Na última segunda-feira (4/4), uma assistente de qualidade, demitida por insubordinação, conseguiu reverter a dispensa por justa causa e ainda comprovar o assédio moral de que foi vítima por parte do seu chefe. Ela, que estava grávida, ouviu dele que “pessoas gordas não serviam para ele e que faria a ‘rapa’ nas gordas”.

“Quando ela chegou ao meu escritório estava com um grau de quadro de depressão muito grande. O assédio moral durou muito tempo e não era só com ela. Ele chamava todo mundo de incompetente também”, revela a advogada Roseli Gonçalves de Santis, da Advocacia de Santis, que defendeu a funcionária.

A empresa foi condenada ao pagamento de R$ 10 mil pelos danos morais causados à ex-funcionária. Da decisão, não cabe mais recurso.

Apesar de não revelarem ser vítimas de situações semelhantes na infância, existe uma grande possibilidade do empregado que se sente humilhado dentro de uma empresa ter sofrido algo parecido na infância.

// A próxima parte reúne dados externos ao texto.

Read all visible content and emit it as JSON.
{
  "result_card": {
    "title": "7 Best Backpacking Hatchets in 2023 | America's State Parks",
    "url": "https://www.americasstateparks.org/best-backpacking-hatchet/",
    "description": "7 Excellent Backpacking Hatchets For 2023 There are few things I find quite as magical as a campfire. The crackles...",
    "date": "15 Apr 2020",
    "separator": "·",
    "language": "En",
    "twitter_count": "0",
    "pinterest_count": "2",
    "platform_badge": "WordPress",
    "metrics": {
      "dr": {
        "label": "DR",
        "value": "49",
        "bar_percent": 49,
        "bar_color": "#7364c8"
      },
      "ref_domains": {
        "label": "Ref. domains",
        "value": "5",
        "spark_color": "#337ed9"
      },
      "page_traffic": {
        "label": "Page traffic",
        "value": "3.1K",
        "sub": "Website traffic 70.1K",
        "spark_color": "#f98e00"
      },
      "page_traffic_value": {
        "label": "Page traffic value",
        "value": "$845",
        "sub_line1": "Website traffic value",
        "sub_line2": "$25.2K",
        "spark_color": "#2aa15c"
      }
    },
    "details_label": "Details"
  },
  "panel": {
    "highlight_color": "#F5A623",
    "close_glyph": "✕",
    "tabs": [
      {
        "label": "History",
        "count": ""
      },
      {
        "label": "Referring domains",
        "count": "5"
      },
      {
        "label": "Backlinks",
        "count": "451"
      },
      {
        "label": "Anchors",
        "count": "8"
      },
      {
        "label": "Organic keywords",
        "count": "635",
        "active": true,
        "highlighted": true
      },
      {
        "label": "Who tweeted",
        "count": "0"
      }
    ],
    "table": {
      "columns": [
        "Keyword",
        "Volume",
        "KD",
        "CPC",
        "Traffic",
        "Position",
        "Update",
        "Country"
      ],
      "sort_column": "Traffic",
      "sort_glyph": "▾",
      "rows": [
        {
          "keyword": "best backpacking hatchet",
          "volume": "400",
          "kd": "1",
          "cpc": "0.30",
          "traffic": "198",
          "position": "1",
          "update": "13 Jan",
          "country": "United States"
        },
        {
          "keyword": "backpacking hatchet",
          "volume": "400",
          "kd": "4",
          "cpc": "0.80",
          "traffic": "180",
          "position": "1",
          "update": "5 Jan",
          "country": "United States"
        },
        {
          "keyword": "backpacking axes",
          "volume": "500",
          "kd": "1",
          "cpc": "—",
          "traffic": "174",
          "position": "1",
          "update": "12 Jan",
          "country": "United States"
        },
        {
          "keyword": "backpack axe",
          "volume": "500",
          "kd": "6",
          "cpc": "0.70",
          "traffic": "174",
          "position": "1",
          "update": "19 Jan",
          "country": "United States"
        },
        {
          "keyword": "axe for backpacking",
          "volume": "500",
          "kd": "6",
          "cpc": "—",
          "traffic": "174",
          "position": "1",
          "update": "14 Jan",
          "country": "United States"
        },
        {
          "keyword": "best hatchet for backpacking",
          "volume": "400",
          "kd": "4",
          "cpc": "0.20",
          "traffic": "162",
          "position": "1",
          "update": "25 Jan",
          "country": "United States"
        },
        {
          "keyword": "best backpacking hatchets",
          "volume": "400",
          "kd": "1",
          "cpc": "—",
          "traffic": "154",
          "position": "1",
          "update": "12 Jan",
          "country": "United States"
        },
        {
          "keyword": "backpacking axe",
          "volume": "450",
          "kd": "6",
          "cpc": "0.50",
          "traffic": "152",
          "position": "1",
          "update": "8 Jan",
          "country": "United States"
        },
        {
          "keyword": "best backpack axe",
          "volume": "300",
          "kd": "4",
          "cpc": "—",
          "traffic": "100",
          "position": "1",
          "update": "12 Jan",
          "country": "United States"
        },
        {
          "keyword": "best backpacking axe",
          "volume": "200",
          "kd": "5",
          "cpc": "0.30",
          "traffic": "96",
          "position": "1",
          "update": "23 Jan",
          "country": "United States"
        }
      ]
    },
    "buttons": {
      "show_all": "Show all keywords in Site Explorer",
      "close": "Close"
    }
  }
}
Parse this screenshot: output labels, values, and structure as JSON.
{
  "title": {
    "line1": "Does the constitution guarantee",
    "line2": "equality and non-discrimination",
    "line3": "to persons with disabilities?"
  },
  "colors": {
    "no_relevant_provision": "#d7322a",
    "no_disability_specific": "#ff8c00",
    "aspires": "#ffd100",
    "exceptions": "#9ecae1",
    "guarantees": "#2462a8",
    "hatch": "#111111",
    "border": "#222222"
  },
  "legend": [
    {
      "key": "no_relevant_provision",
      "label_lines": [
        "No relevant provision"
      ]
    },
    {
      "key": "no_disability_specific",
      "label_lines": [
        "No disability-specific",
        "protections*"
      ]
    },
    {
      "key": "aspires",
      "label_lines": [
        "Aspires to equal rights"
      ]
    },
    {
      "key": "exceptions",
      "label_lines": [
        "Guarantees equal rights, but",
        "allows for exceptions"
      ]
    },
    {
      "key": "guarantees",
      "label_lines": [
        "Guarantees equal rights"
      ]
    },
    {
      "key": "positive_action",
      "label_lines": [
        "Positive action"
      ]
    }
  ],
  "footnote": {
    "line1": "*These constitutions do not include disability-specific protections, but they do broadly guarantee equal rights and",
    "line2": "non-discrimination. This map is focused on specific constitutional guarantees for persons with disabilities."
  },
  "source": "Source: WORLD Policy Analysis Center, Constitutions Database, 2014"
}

“Aquele considerado nerd na escola, por exemplo, pode sofrer a discriminação no ambiente de trabalho. A probabilidade é gigantesca. No direito do trabalho chamamos de assédio moral. Na escola, bullying”, acredita Ricardo Laerte Gentil Jr, do Martins Alves Advogados Associados.

O especialista em direito no trabalho explica que no Brasil existe o cuidado de não deixar com que os pedidos de assédio moral favoreçam o enriquecimento ilícito, o que nem sempre representa um bom sinal.

“Com base na premissa de não ter o enriquecimento ilícito, a condenação perde o caráter pedagógico. Ao manter uma condenação menor com relação ao poderio econômico de uma determinada empresa, faz com que os funcionários fiquem mais expostos às humilhações. O efeito disso pode ser uma condenação que não seja representativa o suficiente para inibir o comportamento dentro da empresa”, pondera Gentil Jr.